What we are seeing today as we move toward the Networked Society is the emergence of a hyperspecialized workforce – a workforce that’s broken down into specialists who can be sought from all over the world to work in parallel, each performing a single task.
This growing trend was explored in an article that appeared last July in the Harvard Business Review, called The Big Idea: The Age of Hyperspecialization. In the article, Thomas W. Malone, Robert J. Laubacher and Tammy Johns write that cheaper, faster, improved communication is driving hyperspecialization, and that the trend is providing greater flexibility both for the employee and the employer.
This is similar to what happened in the Industrial Revolution, when manufacturing lines separated the work done by a single person into several specialized tasks so that productivity could increase. Today, as the files and programs we used to have on our hard drives at work and at home move up to the cloud and become networked, it has once again become possible to separate different tasks. We are now working together in a new virtual way, sharing and producing our work with specialized people.

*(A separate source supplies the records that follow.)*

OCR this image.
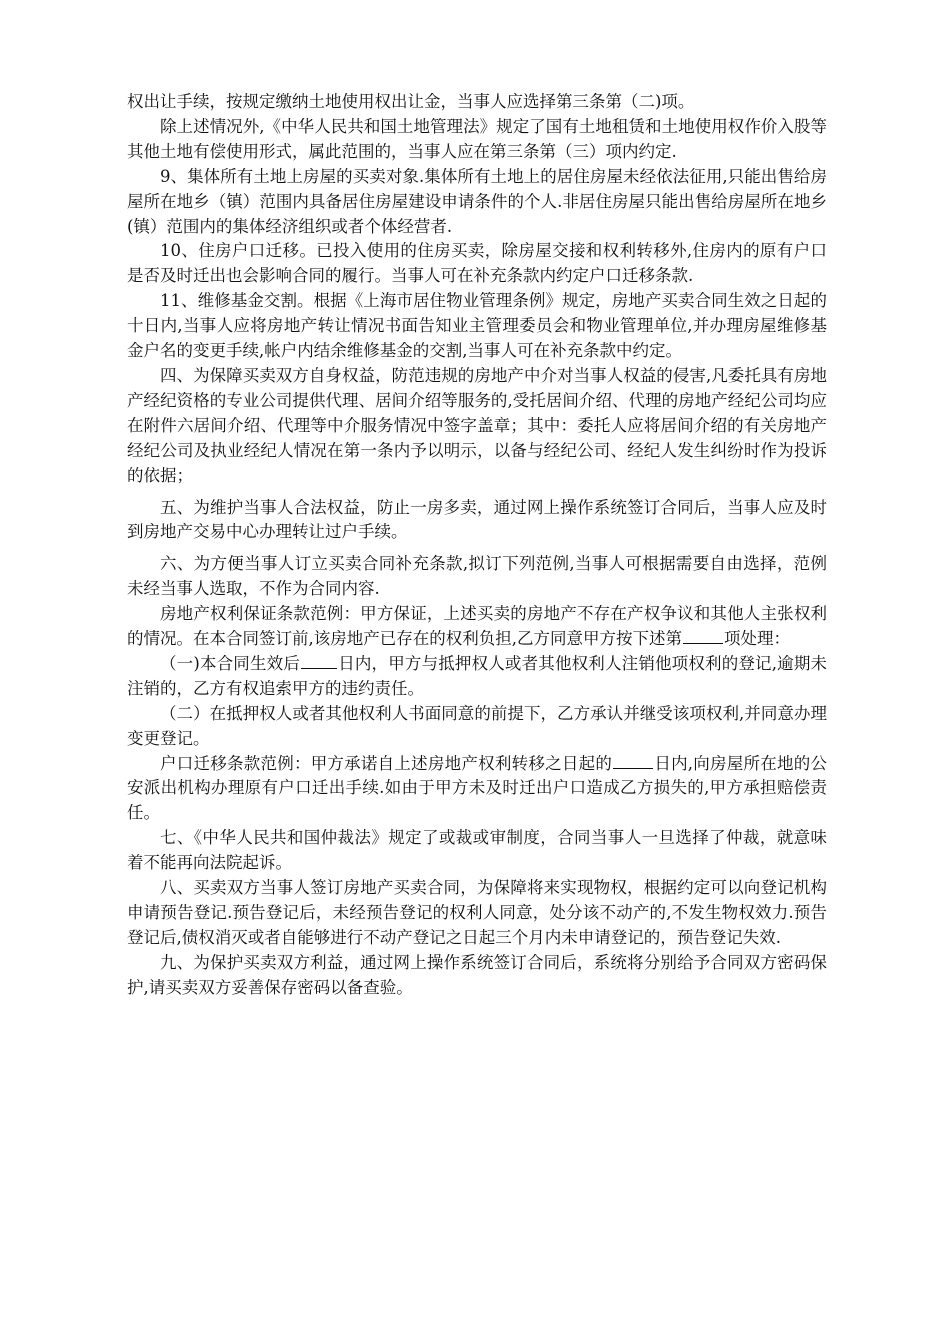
权出让手续，按规定缴纳土地使用权出让金，当事人应选择第三条第（二)项。

除上述情况外,《中华人民共和国土地管理法》规定了国有土地租赁和土地使用权作价入股等其他土地有偿使用形式，属此范围的，当事人应在第三条第（三）项内约定.

9、集体所有土地上房屋的买卖对象.集体所有土地上的居住房屋未经依法征用,只能出售给房屋所在地乡（镇）范围内具备居住房屋建设申请条件的个人.非居住房屋只能出售给房屋所在地乡(镇）范围内的集体经济组织或者个体经营者.

10、住房户口迁移。已投入使用的住房买卖，除房屋交接和权利转移外,住房内的原有户口是否及时迁出也会影响合同的履行。当事人可在补充条款内约定户口迁移条款.

11、维修基金交割。根据《上海市居住物业管理条例》规定，房地产买卖合同生效之日起的十日内,当事人应将房地产转让情况书面告知业主管理委员会和物业管理单位,并办理房屋维修基金户名的变更手续,帐户内结余维修基金的交割,当事人可在补充条款中约定。

四、为保障买卖双方自身权益，防范违规的房地产中介对当事人权益的侵害,凡委托具有房地产经纪资格的专业公司提供代理、居间介绍等服务的,受托居间介绍、代理的房地产经纪公司均应在附件六居间介绍、代理等中介服务情况中签字盖章；其中：委托人应将居间介绍的有关房地产经纪公司及执业经纪人情况在第一条内予以明示，以备与经纪公司、经纪人发生纠纷时作为投诉的依据；

五、为维护当事人合法权益，防止一房多卖，通过网上操作系统签订合同后，当事人应及时到房地产交易中心办理转让过户手续。

六、为方便当事人订立买卖合同补充条款,拟订下列范例,当事人可根据需要自由选择，范例未经当事人选取，不作为合同内容.

房地产权利保证条款范例：甲方保证，上述买卖的房地产不存在产权争议和其他人主张权利的情况。在本合同签订前,该房地产已存在的权利负担,乙方同意甲方按下述第	项处理：

（一)本合同生效后 日内，甲方与抵押权人或者其他权利人注销他项权利的登记,逾期未注销的，乙方有权追索甲方的违约责任。

（二）在抵押权人或者其他权利人书面同意的前提下，乙方承认并继受该项权利,并同意办理变更登记。

户口迁移条款范例：甲方承诺自上述房地产权利转移之日起的	日内,向房屋所在地的公安派出机构办理原有户口迁出手续.如由于甲方未及时迁出户口造成乙方损失的,甲方承担赔偿责任。

七、《中华人民共和国仲裁法》规定了或裁或审制度，合同当事人一旦选择了仲裁，就意味着不能再向法院起诉。

八、买卖双方当事人签订房地产买卖合同，为保障将来实现物权，根据约定可以向登记机构申请预告登记.预告登记后，未经预告登记的权利人同意，处分该不动产的,不发生物权效力.预告登记后,债权消灭或者自能够进行不动产登记之日起三个月内未申请登记的，预告登记失效.

九、为保护买卖双方利益，通过网上操作系统签订合同后，系统将分别给予合同双方密码保护,请买卖双方妥善保存密码以备查验。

Young creatives are already working like this – utilizing specialized resources in their network, often in a barter-like way. For example, one person in the network might be very good at JavaScript programming, while another is a master of photography and his friend is a highly skilled designer – so that together they have all the skills needed to set up a site, or create an app or service. The combination of skills and people lasts as long as the project needs it, and then the people move on to other constellations.
These ways of working are going to change the way we lead, manage and work, and this evolution begs the question: what parts of your job could be broken down and completed by a specialist who could perform the task better than you can? And how would you feel about that?